= Beth Todd =

American biomechanical engineer

Beth Ann Todd is an American engineering educator and biomechanical engineer who studies the mechanics of the human body and of assistive technology, and works to integrate graduate students in engineering into primary and secondary school mathematics and science education. She is an associate professor of mechanical engineering at the University of Alabama.

==Education and career==
Todd is a 1981 graduate of Pennsylvania State University, and earned a master's degree in applied mechanics in 1986 and a Ph.D. in mechanical and aerospace engineering in 1992 from the University of Virginia. She joined the University of Alabama faculty in 1992, and became an associate professor there in 2001.

==Recognition==
Todd was named a Fellow of the Society of Women Engineers (SWE) in 2004, "for her leadership, commitment to students, support of the achievement of women in engineering and passion for the engineering profession". She was named an ASME Fellow in 2011.

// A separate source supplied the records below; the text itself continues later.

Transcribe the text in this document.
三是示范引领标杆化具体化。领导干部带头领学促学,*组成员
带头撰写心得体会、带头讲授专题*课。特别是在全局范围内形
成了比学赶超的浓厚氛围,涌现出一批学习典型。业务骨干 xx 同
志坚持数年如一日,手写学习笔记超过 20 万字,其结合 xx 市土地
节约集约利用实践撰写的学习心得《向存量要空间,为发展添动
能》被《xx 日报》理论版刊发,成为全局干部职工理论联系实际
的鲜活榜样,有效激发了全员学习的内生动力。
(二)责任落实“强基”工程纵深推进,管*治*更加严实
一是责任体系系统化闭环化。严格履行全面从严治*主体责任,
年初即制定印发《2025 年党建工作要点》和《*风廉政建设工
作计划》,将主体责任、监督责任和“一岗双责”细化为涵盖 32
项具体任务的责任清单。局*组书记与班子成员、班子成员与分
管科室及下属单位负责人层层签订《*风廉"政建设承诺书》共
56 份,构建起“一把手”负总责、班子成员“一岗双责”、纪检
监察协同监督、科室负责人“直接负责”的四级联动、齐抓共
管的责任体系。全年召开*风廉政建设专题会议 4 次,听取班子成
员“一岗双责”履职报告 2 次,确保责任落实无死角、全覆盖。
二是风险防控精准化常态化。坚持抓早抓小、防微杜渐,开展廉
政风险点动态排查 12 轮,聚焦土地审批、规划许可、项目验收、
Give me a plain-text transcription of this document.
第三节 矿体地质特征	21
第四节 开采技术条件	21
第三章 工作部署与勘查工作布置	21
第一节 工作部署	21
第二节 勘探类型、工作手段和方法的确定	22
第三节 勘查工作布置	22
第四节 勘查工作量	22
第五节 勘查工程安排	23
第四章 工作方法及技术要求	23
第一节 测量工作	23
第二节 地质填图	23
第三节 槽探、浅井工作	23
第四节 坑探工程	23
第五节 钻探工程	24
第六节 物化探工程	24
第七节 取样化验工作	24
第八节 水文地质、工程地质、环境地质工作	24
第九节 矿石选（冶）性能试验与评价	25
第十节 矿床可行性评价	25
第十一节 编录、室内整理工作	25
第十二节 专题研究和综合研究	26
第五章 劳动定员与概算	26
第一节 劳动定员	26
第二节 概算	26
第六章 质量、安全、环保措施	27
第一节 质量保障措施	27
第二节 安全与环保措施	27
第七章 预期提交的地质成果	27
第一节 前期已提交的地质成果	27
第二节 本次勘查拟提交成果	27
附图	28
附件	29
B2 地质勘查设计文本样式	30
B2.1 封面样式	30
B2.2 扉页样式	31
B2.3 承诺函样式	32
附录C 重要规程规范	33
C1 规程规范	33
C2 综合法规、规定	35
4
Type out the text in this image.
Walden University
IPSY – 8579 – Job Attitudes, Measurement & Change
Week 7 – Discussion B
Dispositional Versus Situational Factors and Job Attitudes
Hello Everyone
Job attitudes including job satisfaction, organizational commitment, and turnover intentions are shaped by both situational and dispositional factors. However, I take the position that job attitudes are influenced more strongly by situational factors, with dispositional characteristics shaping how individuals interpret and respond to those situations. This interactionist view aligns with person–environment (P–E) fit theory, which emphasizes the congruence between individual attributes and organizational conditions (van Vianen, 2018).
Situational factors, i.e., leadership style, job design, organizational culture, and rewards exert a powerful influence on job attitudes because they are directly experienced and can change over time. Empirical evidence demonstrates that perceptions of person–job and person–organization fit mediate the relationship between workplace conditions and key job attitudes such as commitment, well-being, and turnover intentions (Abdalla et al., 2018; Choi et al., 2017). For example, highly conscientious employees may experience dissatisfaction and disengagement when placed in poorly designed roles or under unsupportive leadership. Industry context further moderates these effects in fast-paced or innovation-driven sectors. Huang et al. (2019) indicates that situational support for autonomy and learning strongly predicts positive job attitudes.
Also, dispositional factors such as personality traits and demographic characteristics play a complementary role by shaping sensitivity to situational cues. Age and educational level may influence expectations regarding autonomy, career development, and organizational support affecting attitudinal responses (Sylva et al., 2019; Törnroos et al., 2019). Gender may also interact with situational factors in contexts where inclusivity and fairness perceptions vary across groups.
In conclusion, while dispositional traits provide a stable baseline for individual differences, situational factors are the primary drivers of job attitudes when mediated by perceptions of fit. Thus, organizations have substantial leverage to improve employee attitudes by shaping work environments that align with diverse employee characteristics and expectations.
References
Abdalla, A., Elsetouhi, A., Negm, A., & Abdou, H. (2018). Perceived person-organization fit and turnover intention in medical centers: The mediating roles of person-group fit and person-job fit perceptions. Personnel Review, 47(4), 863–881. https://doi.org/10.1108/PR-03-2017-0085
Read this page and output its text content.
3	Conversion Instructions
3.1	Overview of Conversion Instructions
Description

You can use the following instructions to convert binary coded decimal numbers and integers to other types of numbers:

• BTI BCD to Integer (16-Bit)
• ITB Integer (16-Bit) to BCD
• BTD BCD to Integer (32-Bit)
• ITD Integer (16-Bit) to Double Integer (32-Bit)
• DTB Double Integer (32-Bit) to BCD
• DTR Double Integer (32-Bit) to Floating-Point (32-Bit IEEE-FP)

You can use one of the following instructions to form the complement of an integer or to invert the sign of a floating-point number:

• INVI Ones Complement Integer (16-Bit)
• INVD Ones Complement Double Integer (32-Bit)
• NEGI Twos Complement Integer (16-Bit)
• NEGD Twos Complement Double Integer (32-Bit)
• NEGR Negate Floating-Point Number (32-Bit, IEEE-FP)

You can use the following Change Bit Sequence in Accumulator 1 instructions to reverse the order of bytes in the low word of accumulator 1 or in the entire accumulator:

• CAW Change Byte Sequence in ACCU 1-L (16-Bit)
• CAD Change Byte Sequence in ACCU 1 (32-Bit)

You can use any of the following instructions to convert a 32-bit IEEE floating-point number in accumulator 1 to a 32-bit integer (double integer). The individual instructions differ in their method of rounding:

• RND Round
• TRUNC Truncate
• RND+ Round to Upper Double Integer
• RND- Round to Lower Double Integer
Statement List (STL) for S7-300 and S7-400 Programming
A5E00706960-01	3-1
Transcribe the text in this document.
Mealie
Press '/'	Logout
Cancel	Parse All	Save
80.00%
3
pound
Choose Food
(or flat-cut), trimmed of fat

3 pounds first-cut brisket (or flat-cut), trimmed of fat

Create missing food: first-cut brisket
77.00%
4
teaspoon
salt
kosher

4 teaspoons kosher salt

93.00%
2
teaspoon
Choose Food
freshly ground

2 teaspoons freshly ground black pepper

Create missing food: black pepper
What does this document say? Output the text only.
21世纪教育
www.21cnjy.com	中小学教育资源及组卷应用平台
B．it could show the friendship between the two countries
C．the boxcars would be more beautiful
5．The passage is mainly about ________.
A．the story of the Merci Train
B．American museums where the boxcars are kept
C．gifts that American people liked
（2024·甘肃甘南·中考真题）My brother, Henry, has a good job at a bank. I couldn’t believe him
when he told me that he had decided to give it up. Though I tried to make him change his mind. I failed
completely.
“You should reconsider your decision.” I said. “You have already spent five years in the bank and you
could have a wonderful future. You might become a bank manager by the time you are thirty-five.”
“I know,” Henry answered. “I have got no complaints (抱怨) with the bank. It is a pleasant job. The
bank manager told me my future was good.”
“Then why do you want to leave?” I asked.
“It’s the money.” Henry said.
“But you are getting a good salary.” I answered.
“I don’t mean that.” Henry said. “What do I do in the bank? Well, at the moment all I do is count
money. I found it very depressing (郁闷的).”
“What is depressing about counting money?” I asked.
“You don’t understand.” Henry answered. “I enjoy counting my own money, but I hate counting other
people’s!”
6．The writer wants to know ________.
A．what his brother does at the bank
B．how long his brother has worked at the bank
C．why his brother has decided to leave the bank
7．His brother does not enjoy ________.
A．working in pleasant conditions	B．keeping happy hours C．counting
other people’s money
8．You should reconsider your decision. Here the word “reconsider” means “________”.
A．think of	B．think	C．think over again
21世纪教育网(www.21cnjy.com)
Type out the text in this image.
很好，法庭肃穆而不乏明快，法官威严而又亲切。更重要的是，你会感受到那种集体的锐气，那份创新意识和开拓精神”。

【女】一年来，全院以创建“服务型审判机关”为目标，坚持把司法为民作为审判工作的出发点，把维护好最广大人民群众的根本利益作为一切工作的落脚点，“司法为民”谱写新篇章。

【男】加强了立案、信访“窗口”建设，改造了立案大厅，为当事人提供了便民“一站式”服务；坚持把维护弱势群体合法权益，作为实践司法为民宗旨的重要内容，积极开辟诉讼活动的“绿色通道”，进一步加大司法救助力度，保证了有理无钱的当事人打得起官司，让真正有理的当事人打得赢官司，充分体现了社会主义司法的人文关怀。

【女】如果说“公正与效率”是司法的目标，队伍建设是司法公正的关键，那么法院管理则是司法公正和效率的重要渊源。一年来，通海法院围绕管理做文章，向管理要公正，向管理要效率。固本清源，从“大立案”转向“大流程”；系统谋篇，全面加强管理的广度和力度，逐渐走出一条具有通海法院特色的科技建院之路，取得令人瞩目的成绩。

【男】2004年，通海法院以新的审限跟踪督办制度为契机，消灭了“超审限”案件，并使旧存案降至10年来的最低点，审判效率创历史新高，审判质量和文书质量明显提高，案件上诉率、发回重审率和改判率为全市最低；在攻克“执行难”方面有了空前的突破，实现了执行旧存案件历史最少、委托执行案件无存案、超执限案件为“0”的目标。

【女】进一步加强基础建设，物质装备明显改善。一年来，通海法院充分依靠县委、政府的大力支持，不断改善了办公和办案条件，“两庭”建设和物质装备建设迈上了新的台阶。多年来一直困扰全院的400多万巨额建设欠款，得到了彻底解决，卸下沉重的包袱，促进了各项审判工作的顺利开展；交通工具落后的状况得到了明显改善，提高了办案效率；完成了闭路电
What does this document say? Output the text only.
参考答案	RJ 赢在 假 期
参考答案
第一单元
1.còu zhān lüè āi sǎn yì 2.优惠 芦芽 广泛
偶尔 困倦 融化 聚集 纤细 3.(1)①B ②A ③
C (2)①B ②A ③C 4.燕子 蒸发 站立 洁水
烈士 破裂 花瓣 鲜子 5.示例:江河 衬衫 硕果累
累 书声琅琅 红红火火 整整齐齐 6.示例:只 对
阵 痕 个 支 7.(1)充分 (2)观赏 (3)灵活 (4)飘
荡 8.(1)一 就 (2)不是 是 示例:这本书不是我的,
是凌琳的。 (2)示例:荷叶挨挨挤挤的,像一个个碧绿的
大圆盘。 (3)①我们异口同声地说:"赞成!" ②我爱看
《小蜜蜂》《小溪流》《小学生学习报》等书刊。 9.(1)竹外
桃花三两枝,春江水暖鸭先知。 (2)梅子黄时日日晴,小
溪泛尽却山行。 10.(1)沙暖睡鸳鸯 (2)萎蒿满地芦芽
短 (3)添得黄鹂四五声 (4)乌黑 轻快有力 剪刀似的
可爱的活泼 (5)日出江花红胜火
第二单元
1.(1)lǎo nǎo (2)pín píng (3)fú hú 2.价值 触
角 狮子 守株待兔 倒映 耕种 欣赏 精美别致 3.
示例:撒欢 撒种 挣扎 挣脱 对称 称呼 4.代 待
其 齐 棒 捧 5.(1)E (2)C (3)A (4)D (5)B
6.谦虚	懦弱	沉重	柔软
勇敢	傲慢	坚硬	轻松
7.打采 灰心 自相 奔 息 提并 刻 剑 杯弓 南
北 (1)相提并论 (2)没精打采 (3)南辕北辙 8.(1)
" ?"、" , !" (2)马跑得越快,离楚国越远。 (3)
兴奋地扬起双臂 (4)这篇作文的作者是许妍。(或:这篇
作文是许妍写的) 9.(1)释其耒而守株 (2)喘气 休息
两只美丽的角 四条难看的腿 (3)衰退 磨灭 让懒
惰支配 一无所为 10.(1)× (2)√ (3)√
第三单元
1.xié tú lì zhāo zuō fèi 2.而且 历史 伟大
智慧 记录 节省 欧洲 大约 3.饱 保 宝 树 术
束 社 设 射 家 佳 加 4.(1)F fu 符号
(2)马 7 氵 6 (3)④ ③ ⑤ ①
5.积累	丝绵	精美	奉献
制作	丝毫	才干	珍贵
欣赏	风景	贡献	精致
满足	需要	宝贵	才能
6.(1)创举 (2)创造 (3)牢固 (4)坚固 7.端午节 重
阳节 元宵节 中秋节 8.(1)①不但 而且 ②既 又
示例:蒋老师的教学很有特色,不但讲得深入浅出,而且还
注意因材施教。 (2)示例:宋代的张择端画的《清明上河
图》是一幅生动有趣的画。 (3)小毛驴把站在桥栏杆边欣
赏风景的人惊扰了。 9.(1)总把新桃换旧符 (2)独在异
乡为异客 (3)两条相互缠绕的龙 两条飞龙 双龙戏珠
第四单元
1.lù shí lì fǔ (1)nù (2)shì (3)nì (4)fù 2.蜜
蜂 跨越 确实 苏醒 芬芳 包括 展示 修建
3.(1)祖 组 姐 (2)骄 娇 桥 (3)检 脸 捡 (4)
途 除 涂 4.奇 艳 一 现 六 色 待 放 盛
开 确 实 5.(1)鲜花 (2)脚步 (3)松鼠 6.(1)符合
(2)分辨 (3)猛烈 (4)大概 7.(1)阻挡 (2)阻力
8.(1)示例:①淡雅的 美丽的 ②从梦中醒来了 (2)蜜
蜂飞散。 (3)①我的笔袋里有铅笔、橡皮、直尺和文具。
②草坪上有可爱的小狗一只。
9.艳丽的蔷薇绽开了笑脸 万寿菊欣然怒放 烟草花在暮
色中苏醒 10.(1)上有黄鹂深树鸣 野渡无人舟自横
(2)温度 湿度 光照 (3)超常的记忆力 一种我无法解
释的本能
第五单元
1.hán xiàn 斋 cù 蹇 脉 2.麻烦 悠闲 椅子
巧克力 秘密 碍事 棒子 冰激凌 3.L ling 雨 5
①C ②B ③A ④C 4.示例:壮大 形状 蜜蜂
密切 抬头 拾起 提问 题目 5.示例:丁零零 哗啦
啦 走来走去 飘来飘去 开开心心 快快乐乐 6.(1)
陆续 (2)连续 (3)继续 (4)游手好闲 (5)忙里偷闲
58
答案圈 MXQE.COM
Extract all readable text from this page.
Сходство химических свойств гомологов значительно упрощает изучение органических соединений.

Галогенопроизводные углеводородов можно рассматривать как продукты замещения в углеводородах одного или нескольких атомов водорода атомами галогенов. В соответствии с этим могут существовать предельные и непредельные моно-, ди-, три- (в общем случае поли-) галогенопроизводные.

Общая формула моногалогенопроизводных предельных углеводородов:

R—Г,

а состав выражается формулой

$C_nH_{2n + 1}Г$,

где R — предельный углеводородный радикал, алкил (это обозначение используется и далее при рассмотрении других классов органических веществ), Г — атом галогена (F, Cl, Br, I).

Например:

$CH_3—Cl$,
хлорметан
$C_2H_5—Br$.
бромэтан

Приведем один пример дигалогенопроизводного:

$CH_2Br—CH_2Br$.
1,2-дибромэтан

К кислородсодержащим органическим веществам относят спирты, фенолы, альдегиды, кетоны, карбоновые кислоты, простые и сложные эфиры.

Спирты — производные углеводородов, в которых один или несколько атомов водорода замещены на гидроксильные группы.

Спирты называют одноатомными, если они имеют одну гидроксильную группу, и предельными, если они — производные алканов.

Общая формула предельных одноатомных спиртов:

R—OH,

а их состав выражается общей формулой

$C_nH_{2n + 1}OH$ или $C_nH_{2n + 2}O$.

In 2008 the SWE gave Todd their Outstanding Faculty Advisor Award, and in 2013 they gave her their Distinguished Engineering Educator Award, "for a legacy of excellence in engineering education and for using scholarly research and involvement in professional societies to help students learn, compete, and achieve".

In 2006, Pennsylvania State University named her as a Centennial Fellow in the Department of Engineering Science and Mechanics.